The most damning aspects explored within Amanda Knox are the role of the tabloid media, embodied by the sleazy British journalist Nick Pisa. With glee, the yellow journalist recalls all the aspects of the case that he willfully sensationalized in order to get his byline on the front page day after day. Knox’s MySpace profile had the name “Foxy Knoxy” and Pisa used this moniker as a means to inject a layer of sexual sensationalism into the story, something he is obviously quite proud of.
Another aspect that undermines the case for Knox’s guilt are the words of the prosecutor Giuliano Mignini. Often he makes causal statements that assert Knox’s guilt because she may have been sexually promiscuous and Kercher didn’t share those proclivities. Mignini is happy to peddle in the sexual sensationalism that dominated the tabloid headlines, but he mistakes the bedroom for a court of law. The manner with which Mignini is able use his sexual moralism as evidence against Knox really does himself and his case no favors. After the initial conviction, Knox and Sollecito’s verdict was overturned due to questionable gathering and testing techniques employed with the forensic evidence, but, like the young girl he’s determined to prove a murderer, Mignini will never admit the slightest wrongdoing.
There was one individual convicted in the murder of Meredith Kercher, Rudy Guede, a young black man born in the Ivory Coast but raised in Italy. Guede’s trial didn’t create the same sensational headlines as Knox for the same exact crime, and the film theorizes that it was because Knox was an attractive white girl. Oddly, the film doesn’t do much to examine Guede’s guilt or innocence in the matter, as if he’s a footnote to the entire ordeal – and pretty much proving its thesis on why Guede was barely reported.

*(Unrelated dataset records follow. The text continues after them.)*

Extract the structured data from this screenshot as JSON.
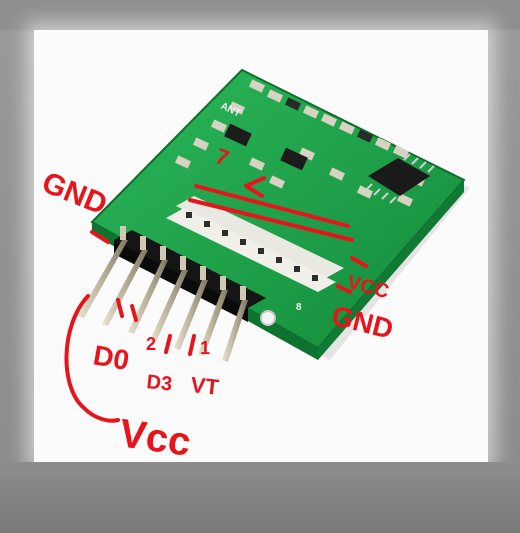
{
  "image": {
    "subject": "photo",
    "background": "#fbfbfb",
    "board_color": "#1fa64a",
    "annotation_color": "#e8141c"
  },
  "silkscreen": {
    "antenna": "ANT",
    "pin_right": "8"
  },
  "annotations": {
    "gnd_left": "GND",
    "vcc_right": "VCC",
    "gnd_right": "GND",
    "vcc_bottom": "Vcc",
    "pin_top": "7",
    "pin_d0": "D0",
    "pin_2": "2",
    "pin_1": "1",
    "pin_d3": "D3",
    "pin_vt": "VT"
  }
}
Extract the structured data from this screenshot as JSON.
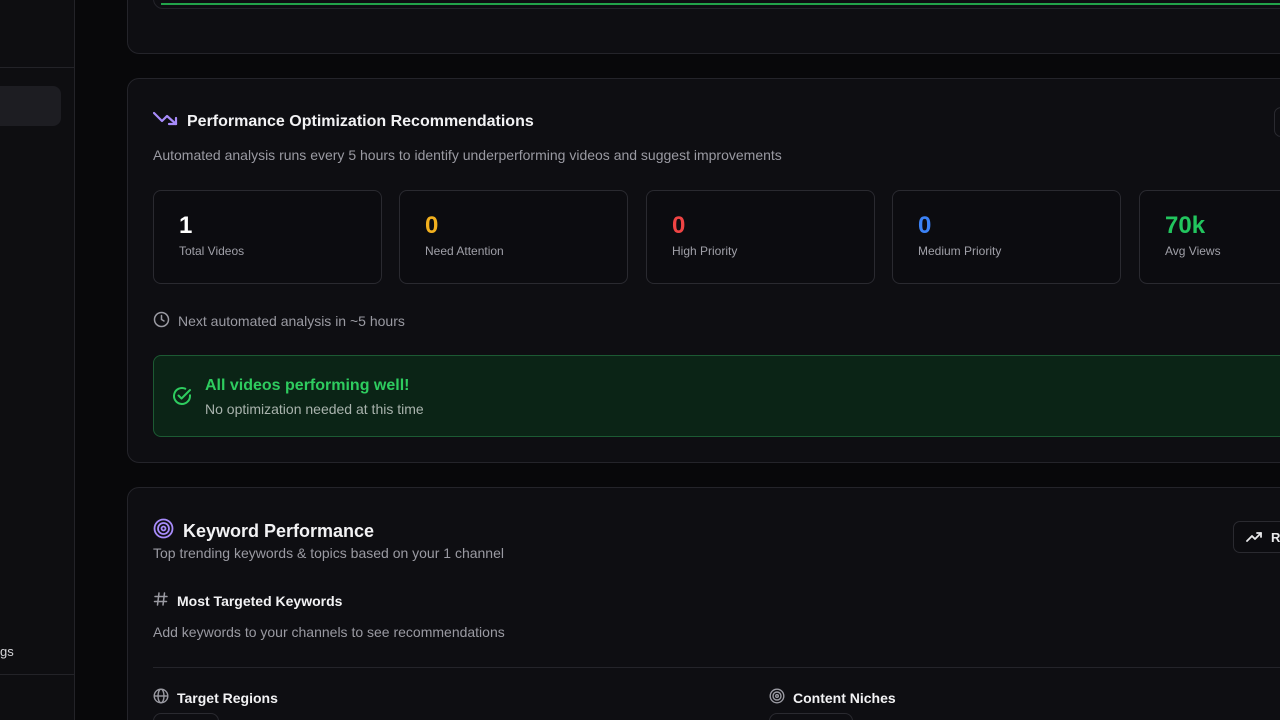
{
  "sidebar": {
    "partial_label": "gs"
  },
  "performance": {
    "title": "Performance Optimization Recommendations",
    "subtitle": "Automated analysis runs every 5 hours to identify underperforming videos and suggest improvements",
    "stats": [
      {
        "value": "1",
        "label": "Total Videos",
        "color": "#ffffff"
      },
      {
        "value": "0",
        "label": "Need Attention",
        "color": "#f2b01e"
      },
      {
        "value": "0",
        "label": "High Priority",
        "color": "#ef4444"
      },
      {
        "value": "0",
        "label": "Medium Priority",
        "color": "#3b82f6"
      },
      {
        "value": "70k",
        "label": "Avg Views",
        "color": "#22c55e"
      }
    ],
    "next_analysis": "Next automated analysis in ~5 hours",
    "status_title": "All videos performing well!",
    "status_subtitle": "No optimization needed at this time"
  },
  "keywords": {
    "title": "Keyword Performance",
    "subtitle": "Top trending keywords & topics based on your 1 channel",
    "trend_button_label": "R",
    "most_targeted_heading": "Most Targeted Keywords",
    "empty_message": "Add keywords to your channels to see recommendations",
    "regions_heading": "Target Regions",
    "niches_heading": "Content Niches"
  },
  "colors": {
    "accent_purple": "#a78bfa",
    "success_green": "#2ecc5f"
  }
}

Amanda Knox employs much of the cinematic stylings of Errol Morris’ Tabloid, with journalists and participants in a scandalous story explain the facts and their involvement. But Morris’ film was about an odd story that blew out of proportion, a trifle that left nobody dead. That’s why applying the same lens in Amanda Knox comes across the wrong way – a young woman was murdered, her family heartbroken, and the lives of everyone involved have been put through the ringer. Even more bewildering, Blackhurst and McGinn have a number of staged setups with the subjects. These are carefully constructed sequences that work contra to the film’s attempts at authenticity or truth. It’s obvious that these are intended to be moments that illustrate a day in the life for the film’s subjects following the fallout from the trial, but they’re so carefully staged that they have all the honesty of a reality television show.

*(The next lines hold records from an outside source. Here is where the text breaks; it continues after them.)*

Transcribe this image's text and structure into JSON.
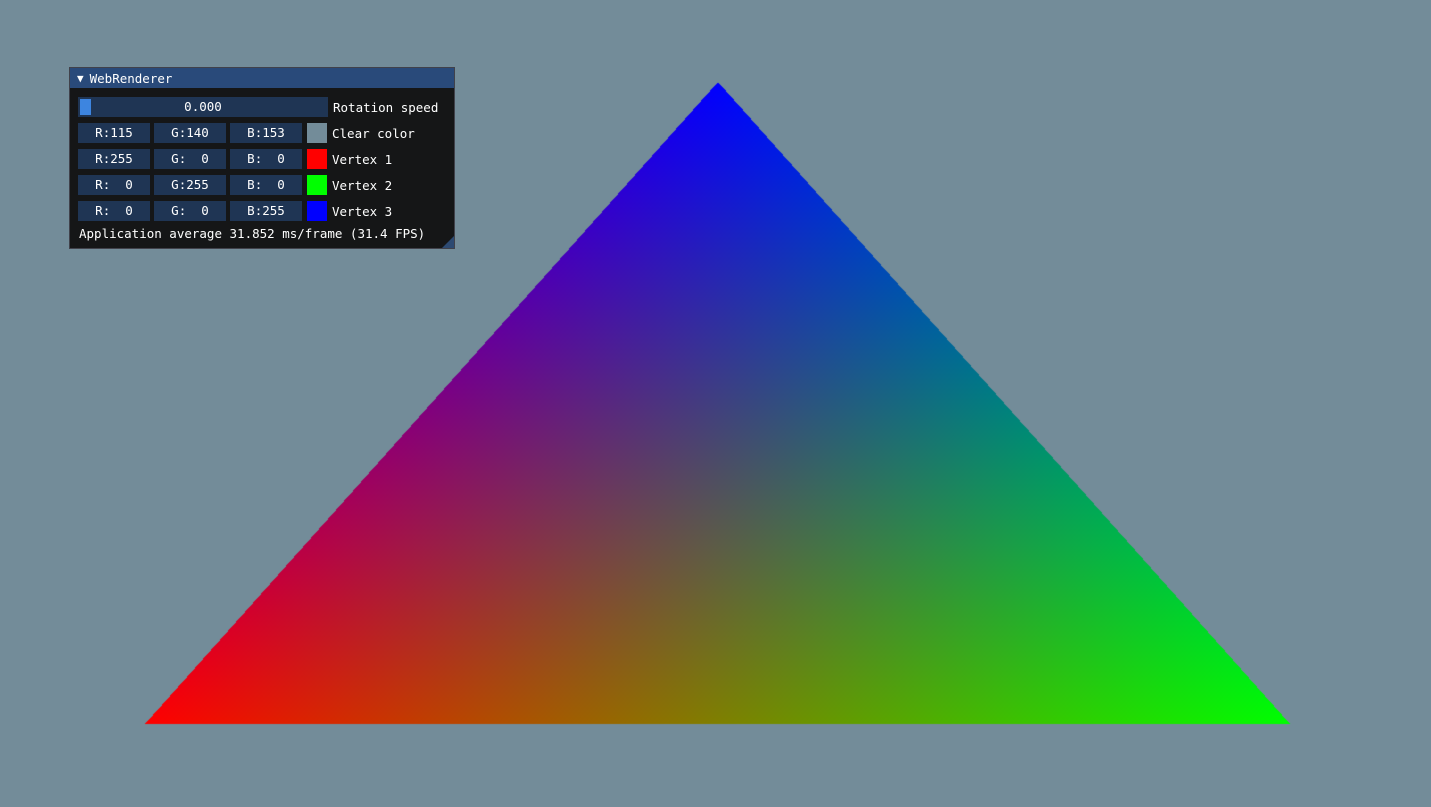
{
  "window": {
    "title": "WebRenderer",
    "collapse_glyph": "▼",
    "rotation": {
      "value": "0.000",
      "fraction": 0.0,
      "label": "Rotation speed"
    },
    "color_rows": [
      {
        "r": "R:115",
        "g": "G:140",
        "b": "B:153",
        "label": "Clear color",
        "color": "#738c99"
      },
      {
        "r": "R:255",
        "g": "G:  0",
        "b": "B:  0",
        "label": "Vertex 1",
        "color": "#ff0000"
      },
      {
        "r": "R:  0",
        "g": "G:255",
        "b": "B:  0",
        "label": "Vertex 2",
        "color": "#00ff00"
      },
      {
        "r": "R:  0",
        "g": "G:  0",
        "b": "B:255",
        "label": "Vertex 3",
        "color": "#0000ff"
      }
    ],
    "status": "Application average 31.852 ms/frame (31.4 FPS)"
  },
  "scene": {
    "clear_color": "#738c99",
    "triangle": {
      "vertex_colors": [
        "#ff0000",
        "#00ff00",
        "#0000ff"
      ]
    }
  }
}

The story of Amanda Knox and the questions that swirl around her guilt or innocence in the murder of Meredith Kercher is a fascinating tale, but Amanda Knox isn’t able to really shed much new light on the topic. True crime is all the rage these days, and Amanda Knox feels more like an opportunistic gambit than a wholly in-depth exploration. For all of its flaws, though, Amanda Knox certainly has a beautiful look to it, and it’s very well shot and edited. But this movie is lacking a truly inquisitive eye, unwilling to go beyond the surface level of sleazy tabloid journalism that defined the case then and continues to now. Amanda Knox is compelling to a point, but it never feels truly earnest.
Amanda Knox
- Overall Score
Summary
A strongly constructed piece of filmmaking, Amanda Knox explores the scandalous murder of Meredith Kercher through interviews with all sorts of participants, including Knox, but the film comes across better as a critique of tabloid journalism than a compelling piece of true crime cinema.